21. _ The crystalline form - of -ondansetron- of ~ agreement. -with-claim 18, which contains an amount less than or equal to 5% of other crystalline forms of ondansetron.

22. The crystalline form of ondansetron according to claim 21, which contains less than or equal to 1% of other crystalline forms of ondansetron.

23. The crystalline form of ondansetron according to claim 18, further characterized by a result of thermal analysis indicating a melting point of 230 + 2 ° C.

24. The crystalline form of ondansetron according to claim 23, wherein the result of the thermal analysis is a differential scanning calorimetry thermogram taken at a heating rate of 10 ° C min "1 in a closed crucible having an endotherm with a maximum of 230 ± 2 ° C.

25. . The crystalline form of ondansetron according to claim 24, wherein the melting endotherm has a magnitude of 324.26 Joules per gram.

26. A_ composition, pharmaceutical_or_ dosage form that. comprises the crystalline form of ondansetron according to claim 18 and at least one pharmaceutical excipient.

27. The pharmaceutical composition or dosage form according to claim 26 which is an orally disintegrating tablet.

28. A method of treating nausea and vomiting in a patient comprising administering to the patient the crystalline form of ondansetron according to claim 18.

29. A process for preparing a crystalline form of ondansetron comprising: a) dissolving ondansetron in a solvent system selected from the group consisting of organic solvents and mixtures of organic solvent and water, wherein the organic solvent is selected from the group consisting of alcohols mono, di and polyhydroxyls containing four or more carbon atoms, liquid aromatic compounds, acetic acid ester and polar aprotic solvents, b) crystallizing ondansetron from the alcohol under conditions effective to produce the crystalline form of ondansetron according to claim 18 , Y . ·:. · C) separate the crystalline form of ondansetron from the solvent.

30. The process according to claim 29, wherein the organic solvent is selected from the group consisting of 1-butanol, benzene, toluene, ethyl acetate, butyl acetate and DMF.

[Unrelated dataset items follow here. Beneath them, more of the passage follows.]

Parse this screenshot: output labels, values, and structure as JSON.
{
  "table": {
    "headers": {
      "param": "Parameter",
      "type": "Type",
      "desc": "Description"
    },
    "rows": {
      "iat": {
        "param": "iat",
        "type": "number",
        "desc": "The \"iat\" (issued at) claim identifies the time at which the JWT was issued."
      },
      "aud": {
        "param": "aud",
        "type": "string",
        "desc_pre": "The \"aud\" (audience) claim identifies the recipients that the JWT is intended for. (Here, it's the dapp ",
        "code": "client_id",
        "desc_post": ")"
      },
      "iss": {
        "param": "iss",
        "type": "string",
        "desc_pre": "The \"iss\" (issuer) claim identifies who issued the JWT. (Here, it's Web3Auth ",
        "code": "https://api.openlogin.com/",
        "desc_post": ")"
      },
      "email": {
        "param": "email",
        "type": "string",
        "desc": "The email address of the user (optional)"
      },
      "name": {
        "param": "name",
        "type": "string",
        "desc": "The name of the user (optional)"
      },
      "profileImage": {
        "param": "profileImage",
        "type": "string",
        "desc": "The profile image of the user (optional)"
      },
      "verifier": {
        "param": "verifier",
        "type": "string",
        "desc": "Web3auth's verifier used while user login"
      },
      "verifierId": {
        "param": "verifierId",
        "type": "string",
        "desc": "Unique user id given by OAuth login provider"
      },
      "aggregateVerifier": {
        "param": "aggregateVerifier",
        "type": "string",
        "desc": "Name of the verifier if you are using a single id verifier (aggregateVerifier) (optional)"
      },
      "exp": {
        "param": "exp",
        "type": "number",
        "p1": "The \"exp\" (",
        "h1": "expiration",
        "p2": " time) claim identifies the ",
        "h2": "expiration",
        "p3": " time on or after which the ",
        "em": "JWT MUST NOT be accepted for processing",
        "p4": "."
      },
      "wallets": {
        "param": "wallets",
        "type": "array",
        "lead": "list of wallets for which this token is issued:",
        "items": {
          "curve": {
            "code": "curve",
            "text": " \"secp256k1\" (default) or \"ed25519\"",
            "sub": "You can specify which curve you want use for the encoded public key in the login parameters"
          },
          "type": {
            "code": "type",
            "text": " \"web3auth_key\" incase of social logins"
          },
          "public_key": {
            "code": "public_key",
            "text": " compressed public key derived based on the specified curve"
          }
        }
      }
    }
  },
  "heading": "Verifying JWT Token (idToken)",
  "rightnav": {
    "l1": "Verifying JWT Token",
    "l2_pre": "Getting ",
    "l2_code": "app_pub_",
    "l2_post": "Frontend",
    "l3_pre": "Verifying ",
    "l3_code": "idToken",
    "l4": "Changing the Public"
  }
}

31. The process according to claim 30, wherein the organic solvent is selected from the group consisting of 1-butanol and DMF.

32. The process according to claim 29, wherein the dissolution produces a transparent solution.

33. The process according to claim 32, wherein the concentration of the solution is 50 mM to 300 mM.

34. The process according to claim 29, wherein the solution includes heating a mixture of ondansetron and the solvent.

35. The process according to claim 29, wherein the crystallization includes cooling the ondansetron solution in the liquid medium.

36. Ondansetron crystalline prepared by the process according to claim 12 or 16.